Jim Paulsen's policy pressure index — tracking oil, 10-year yields and the dollar — has reached levels last seen during the spring 2025 trade war, with a three-month lagged correlation suggesting economic data may weaken by autumn.
A policy pressure index tracking crude oil, 10-year Treasury yields and the dollar has climbed to its highest since the spring 2025 trade-war turmoil, veteran strategist Jim Paulsen said, warning the lagged effect could hit the US economy by autumn.
"This will catch some people off guard," Paulsen, a four-decade market veteran formerly at Leuthold Group and Wells Capital Management, said in a phone interview. "We just went through a phase where Wall Street rushed to raise S&P 500 targets to 8,000 and 8,500."
The index, which Paulsen constructed to measure the combined pressure from elevated oil prices, rising bond yields and a stronger dollar, shows a negative correlation of 0.7 with the Citi Economic Surprise Index — with the policy measure leading by roughly three months. The 10-year yield breached 4.55% this month after May producer prices rose at the fastest pace in more than three years and the consumer price index also accelerated. Crude oil fell 5.7% to around $80 a barrel after Trump signaled a final Iran peace deal was near, though Paulsen cautioned that the economic damage from high energy prices typically peaks after oil tops out.
If the lagged relationship holds, the current elevated policy pressure could begin weighing on economic data through the third quarter, challenging the bullish consensus that has driven the S&P 500 to repeated records. The index has added roughly $9 trillion in market value since late March, even as inflation prints have consistently surprised to the upside. Gerard MacDonell of 22V Research expects May core PCE to rise 25 basis points — what he called the sixth consecutive month of deviation-to-bad inflation data.
Inflation Persists as Rate-Cut Bets Fade
The resilience of price pressures has forced a sharp repricing of Federal Reserve expectations. Stronger-than-expected June nonfarm payrolls data on June 5 reignited speculation that the Fed could raise rates this year, sending risk appetite lower. Brian Jacobsen, chief economic strategist at Annex Wealth Management, said growth stocks are most exposed: "A large portion of their value comes from the future, sometimes the distant future. When inflation rises and rates go up, the present value of that future growth shrinks significantly."
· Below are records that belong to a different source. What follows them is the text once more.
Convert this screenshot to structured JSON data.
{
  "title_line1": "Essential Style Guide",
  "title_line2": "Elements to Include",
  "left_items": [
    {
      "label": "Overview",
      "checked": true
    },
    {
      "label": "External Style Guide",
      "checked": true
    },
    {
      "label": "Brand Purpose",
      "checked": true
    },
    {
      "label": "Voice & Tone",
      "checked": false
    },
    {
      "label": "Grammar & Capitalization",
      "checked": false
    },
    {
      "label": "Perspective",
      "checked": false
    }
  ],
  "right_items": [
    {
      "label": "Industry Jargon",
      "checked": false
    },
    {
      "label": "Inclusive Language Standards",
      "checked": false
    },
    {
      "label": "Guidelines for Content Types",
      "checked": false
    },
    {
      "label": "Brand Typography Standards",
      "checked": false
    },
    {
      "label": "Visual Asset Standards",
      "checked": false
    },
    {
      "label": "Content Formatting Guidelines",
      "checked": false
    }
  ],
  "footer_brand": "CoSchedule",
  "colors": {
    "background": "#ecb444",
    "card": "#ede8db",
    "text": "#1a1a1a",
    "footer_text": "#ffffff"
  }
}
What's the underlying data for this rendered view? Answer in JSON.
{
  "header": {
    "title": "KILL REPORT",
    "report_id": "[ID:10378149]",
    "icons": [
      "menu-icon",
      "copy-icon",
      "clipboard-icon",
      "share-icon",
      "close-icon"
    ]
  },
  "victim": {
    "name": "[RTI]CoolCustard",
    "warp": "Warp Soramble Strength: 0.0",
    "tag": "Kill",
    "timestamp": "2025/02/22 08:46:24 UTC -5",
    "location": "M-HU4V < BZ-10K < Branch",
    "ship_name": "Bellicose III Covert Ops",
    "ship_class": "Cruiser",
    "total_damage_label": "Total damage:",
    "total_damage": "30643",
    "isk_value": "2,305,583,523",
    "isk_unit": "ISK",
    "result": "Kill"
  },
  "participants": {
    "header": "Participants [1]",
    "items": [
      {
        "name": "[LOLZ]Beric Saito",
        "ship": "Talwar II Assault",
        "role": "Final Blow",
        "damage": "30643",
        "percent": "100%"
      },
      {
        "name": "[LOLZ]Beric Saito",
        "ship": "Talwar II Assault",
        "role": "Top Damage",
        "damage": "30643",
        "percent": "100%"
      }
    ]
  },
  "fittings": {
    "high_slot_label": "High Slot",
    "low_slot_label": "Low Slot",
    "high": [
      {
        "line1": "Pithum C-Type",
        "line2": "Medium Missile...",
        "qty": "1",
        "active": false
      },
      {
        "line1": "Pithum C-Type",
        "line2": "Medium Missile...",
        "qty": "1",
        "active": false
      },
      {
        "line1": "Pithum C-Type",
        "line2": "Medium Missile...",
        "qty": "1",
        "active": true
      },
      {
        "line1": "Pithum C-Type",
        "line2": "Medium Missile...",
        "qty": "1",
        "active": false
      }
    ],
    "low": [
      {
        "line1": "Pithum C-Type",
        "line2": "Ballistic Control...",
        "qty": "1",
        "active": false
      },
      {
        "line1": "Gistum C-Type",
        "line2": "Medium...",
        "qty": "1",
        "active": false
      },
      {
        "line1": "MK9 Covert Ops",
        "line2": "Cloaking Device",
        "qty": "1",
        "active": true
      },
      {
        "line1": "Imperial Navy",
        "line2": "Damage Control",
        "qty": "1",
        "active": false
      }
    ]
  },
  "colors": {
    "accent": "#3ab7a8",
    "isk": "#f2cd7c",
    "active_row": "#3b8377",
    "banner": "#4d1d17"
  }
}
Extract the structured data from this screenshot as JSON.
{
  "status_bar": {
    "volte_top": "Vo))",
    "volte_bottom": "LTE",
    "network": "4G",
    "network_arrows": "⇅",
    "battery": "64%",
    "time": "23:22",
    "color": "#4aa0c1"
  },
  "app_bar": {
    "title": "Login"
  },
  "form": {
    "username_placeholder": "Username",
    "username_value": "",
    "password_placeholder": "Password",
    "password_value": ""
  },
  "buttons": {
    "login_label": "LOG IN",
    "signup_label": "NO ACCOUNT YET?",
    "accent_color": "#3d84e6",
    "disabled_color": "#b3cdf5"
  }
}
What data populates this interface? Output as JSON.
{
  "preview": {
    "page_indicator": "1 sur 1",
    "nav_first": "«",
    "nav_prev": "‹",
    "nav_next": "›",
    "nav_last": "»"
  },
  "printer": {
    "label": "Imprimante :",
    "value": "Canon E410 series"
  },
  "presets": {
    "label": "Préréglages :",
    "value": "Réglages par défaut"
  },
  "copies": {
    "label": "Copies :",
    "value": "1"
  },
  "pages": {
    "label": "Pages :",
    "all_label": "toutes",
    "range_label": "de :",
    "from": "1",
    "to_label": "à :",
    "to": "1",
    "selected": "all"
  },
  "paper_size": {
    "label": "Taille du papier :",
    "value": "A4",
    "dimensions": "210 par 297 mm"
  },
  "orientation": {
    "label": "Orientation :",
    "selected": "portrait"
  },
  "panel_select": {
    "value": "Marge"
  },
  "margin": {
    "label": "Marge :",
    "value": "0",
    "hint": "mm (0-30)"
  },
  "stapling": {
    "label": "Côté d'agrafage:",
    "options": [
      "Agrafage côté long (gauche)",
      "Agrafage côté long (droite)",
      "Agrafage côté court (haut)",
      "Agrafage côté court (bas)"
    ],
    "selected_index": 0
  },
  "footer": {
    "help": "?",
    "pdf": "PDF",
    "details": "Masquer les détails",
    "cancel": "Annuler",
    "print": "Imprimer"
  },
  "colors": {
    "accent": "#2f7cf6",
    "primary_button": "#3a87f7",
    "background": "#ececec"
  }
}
Truist Advisory Services chief investment officer Keith Lerner wrote in a client note that the recent selloff in technology stocks coincided with the 10-year yield's sustained climb, compounded by Middle East uncertainty. The tech-heavy Nasdaq 100 has come under pressure as higher discount rates compress valuations on long-duration equities.
Iran Deal Offers Relief, but Risks Remain
Trump's announcement that final terms of a US-Iran peace agreement are close to signing triggered a sharp rally in equities and a drop in oil prices this week. The S&P 500 and Nasdaq 100 both rebounded as energy costs — a key driver of inflation fears — retreated.
Yet analysts urged caution. "I won't get too optimistic until the ink is dry," Jacobsen said. Paulsen echoed the view, arguing that even if oil has peaked, the economic drag is already in motion. "When oil goes up, the economy gets hurt, but the real damage typically shows up after prices peak — for both the market and the economy," he said.
Mark Malek, chief investment officer at Muriel Siebert & Co., offered a stark analogy: "Wall Street is staring at a rocket launch while the macro basement is flooding." He said investors are fixated on high-profile tech earnings and the SpaceX IPO, overlooking the economic risks accumulating beneath the surface.
The Citi Economic Surprise Index currently sits at its highest since 2023, which Paulsen said creates a false sense of security. The metric measures how economic data has performed relative to expectations — not where it is headed. Ned Davis Research data shows that when the surprise index is above 22, the S&P 500 has averaged an 11% gain over the following 12 months. When it falls below minus 16, that return shrinks to 6.7%. A sustained deterioration in actual data would remove a key pillar supporting equity valuations.
Barclays and Goldman Sachs trading desks have issued similar warnings in recent days, flagging crowded positioning, narrow market breadth and the risk of a sharp correction as the "higher for longer" rate narrative regains traction.
This article is for informational purposes only and does not constitute investment advice.